FIG. 11 is a cross-sectional view in a direction perpendicular to an axis of a separating member according to the combined septic tank of the seventh embodiment.

FIG. 12 is a schematic vertical sectional view of a combined septic tank according to an eighth embodiment.

[Explanation of symbols]

 DESCRIPTION OF SYMBOLS 4 ... Anaerobic chamber 2, 3 ... Partition wall 10 ... Aeration pipe 5 ... Aeration chamber 6 ... Sedimentation chamber 15 ... Transfer pipe 15a ... Opening 9 ... Fluid carrier 13 ... Separation member 13a ... Guide part 13c, 13d ... Reinforcement part 1a ... Wall surface

Claims (5)

[Claims] An aeration tube for supplying oxygen-containing gas to stored sewage is provided, and an aeration chamber for purifying the sewage with aerobic bacteria and an aeration chamber adjacent to the aeration chamber while being separated by a partition having a bottom communicating therewith. A septic tank having a sedimentation chamber that separates the sewage into solids and water by sedimentation.In the aeration chamber, the surface of the aerobic bacteria is carried, and the oxygen-containing gas supplied from the air diffusion tube is used.
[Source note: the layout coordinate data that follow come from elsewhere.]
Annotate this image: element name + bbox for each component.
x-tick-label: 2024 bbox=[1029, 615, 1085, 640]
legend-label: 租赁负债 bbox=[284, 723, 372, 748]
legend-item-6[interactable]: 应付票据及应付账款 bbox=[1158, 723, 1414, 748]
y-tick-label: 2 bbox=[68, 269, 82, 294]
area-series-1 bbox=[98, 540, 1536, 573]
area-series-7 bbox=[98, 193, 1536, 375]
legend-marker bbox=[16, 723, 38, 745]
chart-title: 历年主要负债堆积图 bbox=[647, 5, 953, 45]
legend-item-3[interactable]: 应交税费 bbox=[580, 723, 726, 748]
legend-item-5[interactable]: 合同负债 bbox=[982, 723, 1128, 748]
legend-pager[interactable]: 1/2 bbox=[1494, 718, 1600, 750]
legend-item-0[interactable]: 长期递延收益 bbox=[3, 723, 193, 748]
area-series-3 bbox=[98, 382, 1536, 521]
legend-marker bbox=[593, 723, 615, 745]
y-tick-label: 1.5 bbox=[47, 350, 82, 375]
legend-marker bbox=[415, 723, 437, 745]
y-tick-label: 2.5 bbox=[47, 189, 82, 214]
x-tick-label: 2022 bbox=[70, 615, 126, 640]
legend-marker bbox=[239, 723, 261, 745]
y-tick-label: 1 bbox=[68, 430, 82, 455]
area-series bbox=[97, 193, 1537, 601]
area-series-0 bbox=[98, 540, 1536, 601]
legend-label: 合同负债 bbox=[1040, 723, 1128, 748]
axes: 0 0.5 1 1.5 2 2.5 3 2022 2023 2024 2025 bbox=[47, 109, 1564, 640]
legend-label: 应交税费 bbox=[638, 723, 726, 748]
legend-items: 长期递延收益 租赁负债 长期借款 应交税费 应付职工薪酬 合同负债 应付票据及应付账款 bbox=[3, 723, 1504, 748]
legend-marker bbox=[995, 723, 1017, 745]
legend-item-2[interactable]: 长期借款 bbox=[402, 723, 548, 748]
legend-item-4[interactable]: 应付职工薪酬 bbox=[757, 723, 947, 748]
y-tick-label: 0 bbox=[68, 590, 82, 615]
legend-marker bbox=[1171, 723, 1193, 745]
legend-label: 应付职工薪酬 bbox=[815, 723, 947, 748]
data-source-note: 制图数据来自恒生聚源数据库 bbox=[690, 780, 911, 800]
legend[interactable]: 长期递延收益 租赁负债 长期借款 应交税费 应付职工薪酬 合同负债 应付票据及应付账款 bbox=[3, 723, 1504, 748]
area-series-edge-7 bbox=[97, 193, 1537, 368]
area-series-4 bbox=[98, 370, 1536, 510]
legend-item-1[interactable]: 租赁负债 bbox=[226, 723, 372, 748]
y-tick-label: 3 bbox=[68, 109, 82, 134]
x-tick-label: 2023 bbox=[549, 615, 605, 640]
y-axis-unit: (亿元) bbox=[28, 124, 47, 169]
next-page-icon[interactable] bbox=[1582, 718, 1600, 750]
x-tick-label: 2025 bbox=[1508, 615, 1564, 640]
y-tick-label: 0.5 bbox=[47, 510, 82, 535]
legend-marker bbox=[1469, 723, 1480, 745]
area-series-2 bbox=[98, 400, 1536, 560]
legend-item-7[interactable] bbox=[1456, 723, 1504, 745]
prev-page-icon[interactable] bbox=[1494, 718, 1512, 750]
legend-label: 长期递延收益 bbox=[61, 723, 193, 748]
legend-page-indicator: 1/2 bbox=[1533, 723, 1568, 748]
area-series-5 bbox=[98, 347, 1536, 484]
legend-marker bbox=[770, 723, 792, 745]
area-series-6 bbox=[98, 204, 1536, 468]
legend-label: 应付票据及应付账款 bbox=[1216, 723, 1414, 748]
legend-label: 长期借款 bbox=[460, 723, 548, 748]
Innumerable fluid carriers that convect up and down together with the sewage are filled, and a separation member between the aeration chamber and the sedimentation chamber that guides each fluid carrier in the convection direction and prevents the fluid carriers from flowing out. The sedimentation chamber is provided such that solids at the bottom of the sedimentation chamber can be transferred to the aeration chamber by the sewage convection with the respective fluid carriers with the oxygen-containing gas supplied from the aeration tube. Iko A septic tank characterized by the following. 2. The septic tank according to claim 1, wherein the separation member has a guide portion extending in a convection direction of each fluid carrier and capable of contacting each fluid carrier. 3. The septic tank according to claim 2, wherein the separating member has a reinforcing portion intersecting with the guide portion. 4. The septic tank according to claim 2, wherein the guide has a circular cross section in a direction perpendicular to the axis. 5. The septic tank according to claim 1, wherein the separation member is inclined or curved so as to have a downward slope toward the air diffuser.